Adoro el género policial. Quizás sea porque mi viejo es un empedernido lector de novela negra y los libros de Chandler y Hammett estaban siempre a mano en casa. A medida que empecé a armar mi propio sistema de gustos entraron Roberto Arlt, Rodolfo Walsh y los misterios de Don Isidro Parodi, que escribían Borges y Bioy a cuatro manos, y que leí en aquellas maravillosas ediciones de kiosco de El club del misterio.
En los años 80, de adolescente, me topé con el que hasta la fecha es mi personaje favorito del policial argentino: el comisario Evaristo Meneses. No lo descubrí en un libro sino en las páginas de la revista Fierro, donde Carlos Sampayo y Solano López, publicaron por entregas una historieta que evocaba su vida y varios de sus casos más célebres.
Es que Evaristo fue un tipo real, realísimo, jefe de la División de Robos y Hurtos de la Policía Federal a mediados del siglo XX. Aficionado al box y al whisky, de hombros anchos y manos enormes, en su época se lo veía como a una especie de Eliot Ness criollo.

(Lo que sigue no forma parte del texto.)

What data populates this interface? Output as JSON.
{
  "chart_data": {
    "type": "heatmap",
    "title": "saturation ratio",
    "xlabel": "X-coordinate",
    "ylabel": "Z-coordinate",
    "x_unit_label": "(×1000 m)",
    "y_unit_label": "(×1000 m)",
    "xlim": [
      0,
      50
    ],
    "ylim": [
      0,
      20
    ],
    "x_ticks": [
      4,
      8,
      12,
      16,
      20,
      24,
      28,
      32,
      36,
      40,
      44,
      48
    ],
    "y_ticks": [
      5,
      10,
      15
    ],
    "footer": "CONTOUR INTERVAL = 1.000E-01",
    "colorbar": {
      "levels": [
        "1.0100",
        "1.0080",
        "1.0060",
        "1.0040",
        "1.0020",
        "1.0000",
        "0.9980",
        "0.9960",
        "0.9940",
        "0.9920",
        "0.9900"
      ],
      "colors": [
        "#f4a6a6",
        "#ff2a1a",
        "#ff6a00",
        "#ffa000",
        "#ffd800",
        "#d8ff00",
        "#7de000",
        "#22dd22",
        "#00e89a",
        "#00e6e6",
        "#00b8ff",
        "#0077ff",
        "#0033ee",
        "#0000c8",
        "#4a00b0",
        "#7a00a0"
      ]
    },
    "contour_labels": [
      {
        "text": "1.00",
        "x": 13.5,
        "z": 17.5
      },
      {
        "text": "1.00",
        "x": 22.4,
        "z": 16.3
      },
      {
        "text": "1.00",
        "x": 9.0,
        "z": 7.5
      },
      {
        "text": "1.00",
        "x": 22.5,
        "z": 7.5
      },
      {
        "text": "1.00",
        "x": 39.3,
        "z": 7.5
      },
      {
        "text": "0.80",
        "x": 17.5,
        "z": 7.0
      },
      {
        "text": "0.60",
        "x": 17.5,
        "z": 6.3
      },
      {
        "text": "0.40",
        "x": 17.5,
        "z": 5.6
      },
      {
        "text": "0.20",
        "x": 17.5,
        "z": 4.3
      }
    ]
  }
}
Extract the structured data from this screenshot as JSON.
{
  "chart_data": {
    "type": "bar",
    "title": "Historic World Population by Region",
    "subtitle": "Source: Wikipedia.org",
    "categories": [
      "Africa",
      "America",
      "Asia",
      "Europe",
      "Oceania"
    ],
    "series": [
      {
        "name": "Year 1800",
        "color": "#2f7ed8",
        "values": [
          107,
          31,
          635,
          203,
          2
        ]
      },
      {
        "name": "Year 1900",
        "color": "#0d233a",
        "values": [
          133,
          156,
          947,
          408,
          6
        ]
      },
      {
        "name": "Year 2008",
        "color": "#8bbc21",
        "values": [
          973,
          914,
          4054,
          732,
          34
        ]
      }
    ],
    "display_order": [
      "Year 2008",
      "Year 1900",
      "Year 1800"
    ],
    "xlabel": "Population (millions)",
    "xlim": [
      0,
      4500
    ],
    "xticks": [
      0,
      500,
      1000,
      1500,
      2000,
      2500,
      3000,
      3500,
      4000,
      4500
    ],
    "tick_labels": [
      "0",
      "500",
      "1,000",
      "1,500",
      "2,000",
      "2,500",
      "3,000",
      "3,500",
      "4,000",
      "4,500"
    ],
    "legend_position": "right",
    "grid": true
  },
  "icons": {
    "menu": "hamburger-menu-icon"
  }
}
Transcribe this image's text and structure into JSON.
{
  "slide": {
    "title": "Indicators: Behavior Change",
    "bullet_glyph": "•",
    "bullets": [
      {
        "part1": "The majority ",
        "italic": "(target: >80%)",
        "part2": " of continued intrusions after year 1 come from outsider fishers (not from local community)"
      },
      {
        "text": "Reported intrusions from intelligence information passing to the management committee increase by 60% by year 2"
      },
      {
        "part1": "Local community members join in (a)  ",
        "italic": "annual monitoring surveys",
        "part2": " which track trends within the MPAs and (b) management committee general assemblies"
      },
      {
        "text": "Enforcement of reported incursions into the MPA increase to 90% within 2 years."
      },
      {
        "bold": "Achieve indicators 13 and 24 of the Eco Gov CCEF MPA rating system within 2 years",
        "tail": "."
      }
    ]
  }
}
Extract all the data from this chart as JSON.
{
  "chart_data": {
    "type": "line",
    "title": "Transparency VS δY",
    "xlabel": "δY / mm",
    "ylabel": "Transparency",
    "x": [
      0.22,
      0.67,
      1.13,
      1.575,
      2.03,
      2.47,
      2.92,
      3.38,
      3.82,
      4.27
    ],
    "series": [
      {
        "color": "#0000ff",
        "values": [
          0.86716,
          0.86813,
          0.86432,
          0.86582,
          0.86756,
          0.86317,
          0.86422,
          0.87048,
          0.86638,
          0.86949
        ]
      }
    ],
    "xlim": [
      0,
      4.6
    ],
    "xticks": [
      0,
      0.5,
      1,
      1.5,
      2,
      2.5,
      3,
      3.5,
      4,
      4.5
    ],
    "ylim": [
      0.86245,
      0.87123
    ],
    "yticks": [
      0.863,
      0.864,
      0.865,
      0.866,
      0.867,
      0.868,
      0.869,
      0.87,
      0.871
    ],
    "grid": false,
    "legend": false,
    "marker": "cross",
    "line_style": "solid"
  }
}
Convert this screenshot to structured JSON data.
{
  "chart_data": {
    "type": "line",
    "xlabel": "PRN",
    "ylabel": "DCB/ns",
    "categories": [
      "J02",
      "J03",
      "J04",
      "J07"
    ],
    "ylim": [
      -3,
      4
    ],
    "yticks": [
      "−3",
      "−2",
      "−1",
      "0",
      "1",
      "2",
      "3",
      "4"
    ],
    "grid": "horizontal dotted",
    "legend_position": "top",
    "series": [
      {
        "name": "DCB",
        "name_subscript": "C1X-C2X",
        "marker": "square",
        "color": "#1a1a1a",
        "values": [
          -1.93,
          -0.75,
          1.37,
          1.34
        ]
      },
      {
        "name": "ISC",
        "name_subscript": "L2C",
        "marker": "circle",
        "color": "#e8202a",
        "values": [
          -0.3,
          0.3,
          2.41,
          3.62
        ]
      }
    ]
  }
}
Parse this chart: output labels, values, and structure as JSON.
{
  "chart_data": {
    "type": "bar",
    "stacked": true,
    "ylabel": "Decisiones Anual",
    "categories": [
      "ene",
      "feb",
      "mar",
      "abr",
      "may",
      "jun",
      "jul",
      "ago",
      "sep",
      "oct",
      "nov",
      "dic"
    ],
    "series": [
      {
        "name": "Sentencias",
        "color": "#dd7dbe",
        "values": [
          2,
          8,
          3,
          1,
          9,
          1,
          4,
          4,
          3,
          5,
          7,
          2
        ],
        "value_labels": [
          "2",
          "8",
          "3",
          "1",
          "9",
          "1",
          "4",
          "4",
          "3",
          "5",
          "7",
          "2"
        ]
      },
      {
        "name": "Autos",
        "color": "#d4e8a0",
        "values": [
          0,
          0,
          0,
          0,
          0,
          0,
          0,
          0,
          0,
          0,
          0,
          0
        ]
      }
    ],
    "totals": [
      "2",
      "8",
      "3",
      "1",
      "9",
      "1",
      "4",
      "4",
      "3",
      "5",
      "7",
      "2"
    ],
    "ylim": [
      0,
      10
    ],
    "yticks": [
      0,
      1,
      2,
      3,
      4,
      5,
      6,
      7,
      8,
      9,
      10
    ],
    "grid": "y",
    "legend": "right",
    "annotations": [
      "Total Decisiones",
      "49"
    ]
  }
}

Era porfiado e implacable con los criminales, pero en el hampa le reconocían su respeto por los códigos de la calle: jamás "plantaba" pruebas, no detenía a nadie por su aspecto (la popular técnica lombrosiana) y jamás aceptó un soborno.
Los diarios narraron de forma cinematográfica sus duelos con malechores míticos como Pichón Laginestra y el Loco Prieto. Lo "retiraron" en 1964, cuando los años se volvían de plomo y los códigos de policías y ladrones comenzaban a cambiar para siempre.